Phase III: Strategic Planning. The strategic planning phase transforms the insights generated through strategic thinking into the action plan that achieves the organization’s goals and objectives. Creating a thick, three-ring binder plan that can also serve as a doorstop is of no value to anyone. Make sure that you have a 1-2 page StrategyPrint, or blueprint for your business, that can be easily used on a daily basis. The reason so many plans are not used is because they aren’t updated and therefore, no longer relevant to the person’s business.
Phase IV: Strategy Rollout. Brilliant strategy means nothing unless everyone in the organization understands it and applies it in their daily activities. The following steps can be used to support the strategy rollout:
1. Development of strategy communication vehicles.
2. Ongoing strategy conversations about the key business issues.
3. Collection and review of feedback regarding the strategy.
4. Incorporation into employees’ daily activities and their corresponding metrics.
5. Periodic pulse-taking to monitor progress and assess effectiveness and relevance.

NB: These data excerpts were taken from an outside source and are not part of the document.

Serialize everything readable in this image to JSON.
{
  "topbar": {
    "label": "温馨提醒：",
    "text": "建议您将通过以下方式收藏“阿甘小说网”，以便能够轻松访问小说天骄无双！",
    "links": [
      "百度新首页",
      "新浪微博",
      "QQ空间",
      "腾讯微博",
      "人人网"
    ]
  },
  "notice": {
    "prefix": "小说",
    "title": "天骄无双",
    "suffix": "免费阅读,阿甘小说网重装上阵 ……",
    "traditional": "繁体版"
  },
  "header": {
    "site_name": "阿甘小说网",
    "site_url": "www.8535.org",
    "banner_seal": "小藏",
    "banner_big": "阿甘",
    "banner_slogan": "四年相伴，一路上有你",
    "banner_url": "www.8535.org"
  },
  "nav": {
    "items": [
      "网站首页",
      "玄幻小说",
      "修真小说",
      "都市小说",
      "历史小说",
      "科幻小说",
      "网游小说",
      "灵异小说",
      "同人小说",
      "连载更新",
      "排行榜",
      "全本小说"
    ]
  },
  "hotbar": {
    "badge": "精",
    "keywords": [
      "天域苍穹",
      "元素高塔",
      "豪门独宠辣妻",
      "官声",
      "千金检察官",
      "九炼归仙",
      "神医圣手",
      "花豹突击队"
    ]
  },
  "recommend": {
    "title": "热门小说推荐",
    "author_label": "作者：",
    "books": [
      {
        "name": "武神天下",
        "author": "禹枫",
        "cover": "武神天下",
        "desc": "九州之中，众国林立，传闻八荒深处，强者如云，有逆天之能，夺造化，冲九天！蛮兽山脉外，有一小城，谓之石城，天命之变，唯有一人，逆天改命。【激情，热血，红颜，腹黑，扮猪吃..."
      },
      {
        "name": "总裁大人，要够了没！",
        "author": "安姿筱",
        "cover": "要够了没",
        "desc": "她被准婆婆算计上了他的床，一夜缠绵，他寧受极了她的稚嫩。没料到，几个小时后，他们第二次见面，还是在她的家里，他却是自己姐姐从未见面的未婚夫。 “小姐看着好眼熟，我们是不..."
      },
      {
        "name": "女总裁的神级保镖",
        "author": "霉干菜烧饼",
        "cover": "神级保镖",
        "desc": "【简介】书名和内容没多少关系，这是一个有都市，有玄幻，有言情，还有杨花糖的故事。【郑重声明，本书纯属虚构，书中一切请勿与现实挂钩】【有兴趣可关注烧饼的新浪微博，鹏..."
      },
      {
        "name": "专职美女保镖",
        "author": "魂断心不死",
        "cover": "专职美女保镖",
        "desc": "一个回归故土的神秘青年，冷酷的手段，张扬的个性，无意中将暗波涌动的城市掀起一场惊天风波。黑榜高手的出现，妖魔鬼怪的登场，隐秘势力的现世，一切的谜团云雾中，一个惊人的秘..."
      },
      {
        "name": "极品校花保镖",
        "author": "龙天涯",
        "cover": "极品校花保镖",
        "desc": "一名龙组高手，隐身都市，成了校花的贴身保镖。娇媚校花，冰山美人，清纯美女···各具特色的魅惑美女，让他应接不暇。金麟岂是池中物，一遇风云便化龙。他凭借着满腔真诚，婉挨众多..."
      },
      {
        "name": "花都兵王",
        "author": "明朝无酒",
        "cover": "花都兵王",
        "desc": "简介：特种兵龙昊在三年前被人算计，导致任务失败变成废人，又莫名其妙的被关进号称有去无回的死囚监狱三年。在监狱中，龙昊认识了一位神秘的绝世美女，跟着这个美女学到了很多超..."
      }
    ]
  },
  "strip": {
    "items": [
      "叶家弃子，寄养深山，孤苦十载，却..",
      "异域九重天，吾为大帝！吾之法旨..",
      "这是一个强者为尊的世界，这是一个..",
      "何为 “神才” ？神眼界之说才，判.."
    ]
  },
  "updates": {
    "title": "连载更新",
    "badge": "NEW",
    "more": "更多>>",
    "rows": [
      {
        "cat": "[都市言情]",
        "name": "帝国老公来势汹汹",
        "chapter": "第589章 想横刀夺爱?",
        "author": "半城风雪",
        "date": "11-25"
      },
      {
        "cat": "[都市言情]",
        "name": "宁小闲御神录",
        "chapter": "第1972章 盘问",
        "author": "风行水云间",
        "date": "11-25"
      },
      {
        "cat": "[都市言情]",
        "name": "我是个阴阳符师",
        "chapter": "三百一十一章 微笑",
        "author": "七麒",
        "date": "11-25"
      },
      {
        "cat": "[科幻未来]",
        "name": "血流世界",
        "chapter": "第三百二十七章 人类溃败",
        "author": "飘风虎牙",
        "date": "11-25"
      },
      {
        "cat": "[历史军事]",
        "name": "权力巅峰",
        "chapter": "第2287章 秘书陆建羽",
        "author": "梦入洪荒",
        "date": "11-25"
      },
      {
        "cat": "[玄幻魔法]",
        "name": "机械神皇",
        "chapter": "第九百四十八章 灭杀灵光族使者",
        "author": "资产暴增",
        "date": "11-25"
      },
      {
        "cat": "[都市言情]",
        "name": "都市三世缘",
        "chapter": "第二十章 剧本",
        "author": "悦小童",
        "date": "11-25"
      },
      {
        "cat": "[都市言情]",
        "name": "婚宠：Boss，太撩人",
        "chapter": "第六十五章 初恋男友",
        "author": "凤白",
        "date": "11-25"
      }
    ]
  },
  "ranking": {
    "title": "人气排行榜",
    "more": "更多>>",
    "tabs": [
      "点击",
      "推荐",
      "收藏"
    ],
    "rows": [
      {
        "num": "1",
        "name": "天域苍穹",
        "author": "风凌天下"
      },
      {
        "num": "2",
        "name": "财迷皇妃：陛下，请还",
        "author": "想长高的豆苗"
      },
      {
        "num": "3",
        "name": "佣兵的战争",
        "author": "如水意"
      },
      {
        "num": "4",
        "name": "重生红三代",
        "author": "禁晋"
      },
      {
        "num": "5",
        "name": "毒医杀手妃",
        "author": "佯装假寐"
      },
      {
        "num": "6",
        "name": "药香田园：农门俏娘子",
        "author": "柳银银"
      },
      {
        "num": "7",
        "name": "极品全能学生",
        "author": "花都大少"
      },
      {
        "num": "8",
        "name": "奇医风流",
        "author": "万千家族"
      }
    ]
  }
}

Phase V: Strategy Tune-ups. I use the term “tune-up” because no one in their right mind would drive their car for a full year without getting an oil change or having brakes, tires, etc. checked. Yet, countless organizations will go a full year before reviewing their strategy. We take better preventive care of our automobiles than our organizations. The strategy tune-up serves as an opportunity to periodically calibrate the plan. Consisting of a ½- to 1-day session on a quarterly basis, the team methodically reviews the key areas of the business to identify significant changes and make adjustments in strategy and tactics.
If you’re still not sure that a formal approach to strategy development is right for your organization, consider the three similarities between the undead (zombies) and the unstrategic:
1. The Undead pursue and try to eat lots of people at a time–they lack priorities. The Unstrategic pursue and try to achieve lots of opportunities at a time–they lack priorities.
2. The Undead lack the discipline to say no–they’ll eat anyone. The Unstrategic lack the discipline to say no–they’ll try and be all things to all customers.
3. The Undead don’t try anything new–they just eat people’s brains. The Unstrategic don’t try anything new–they just do the same things, in the same ways, year after year.
Do you have a simple, concise and clear strategic plan that drives everyone’s daily activities in pursuit of a few key goals? If not, please pass that bowl of brains to your left.